Wir wollen auf unserer Website diese Ausstellung zugänglich machen, damit sie in der Bildungsarbeit für junge Menschen eingesetzt werden kann. Dies ist ein niederschwelliges Angebot, dessen Nutzung von uns bewusst auf unserer Website angeboten wird. Da wir auf finanzielle Unterstützung für unsere Arbeit angewiesen sind, bitte wir die Nutzung per Email an uns mitzuteilen und eine ‚Schutzgebühr‘ auf unser Konto (IBAN DE47 7735 0110 0020 4761 23) zu überweisen.
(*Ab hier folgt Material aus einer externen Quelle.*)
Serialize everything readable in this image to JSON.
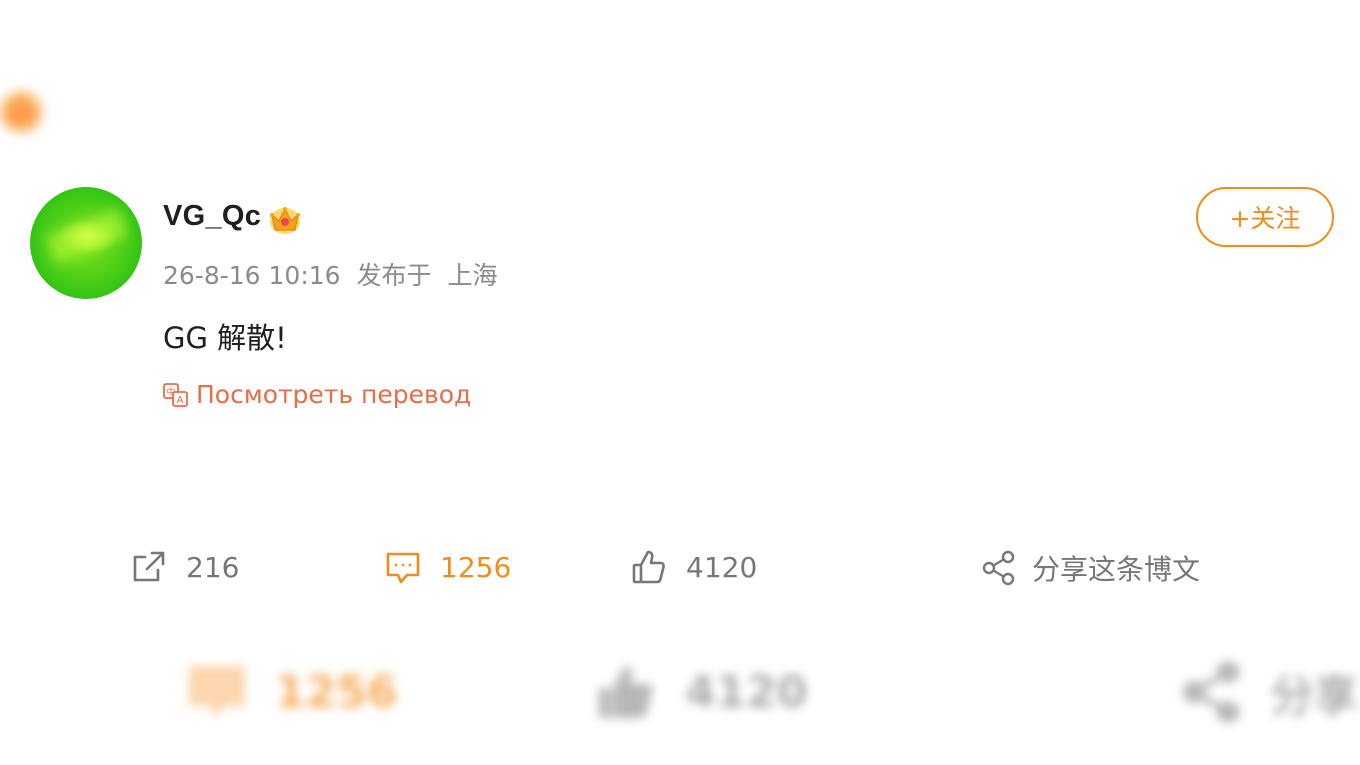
{
  "colors": {
    "accent": "#f28c1b",
    "translate": "#ea6b47",
    "text": "#1f1f1f",
    "muted": "#8b8b8b"
  },
  "post": {
    "username": "VG_Qc",
    "badge_icon": "crown-icon",
    "date": "26-8-16 10:16",
    "published_at": "发布于",
    "location": "上海",
    "content": "GG 解散!",
    "translate_label": "Посмотреть перевод",
    "follow_label": "+关注"
  },
  "actions": {
    "repost": {
      "icon": "repost-icon",
      "count": "216"
    },
    "comment": {
      "icon": "comment-icon",
      "count": "1256"
    },
    "like": {
      "icon": "thumbs-up-icon",
      "count": "4120"
    },
    "share": {
      "icon": "share-icon",
      "label": "分享这条博文"
    }
  },
  "blurred_actions": {
    "comment_count": "1256",
    "like_count": "4120",
    "share_label": "分享"
  }
}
Die Ausstellung hat drei Abschnitte der Biographie Leuschners:
- Die Bayreuther Zeit (1890 bis 1910) – Kindheit, Jugend und Ausbildung mit Wanderschaft
- Die Darmstädter Zeit (1911 bis 1933) – politisches Engagement, I. Weltkrieg, Wirken in der Arbeiterbewegung und der Politik der Weimarer Republik
- Die Berliner Zeit (1933 bis 1944) – Verfolgung und Widerstand durch und gegen den NS-Staat
Zugleich ist mit der Ausstellung ein kurzes Begleitheft zur Biographie verbunden, die als Material zur didaktischen Aufbereitung der Ausstellung benutzt werden kann (link Lebenslauf-kurz.pdf).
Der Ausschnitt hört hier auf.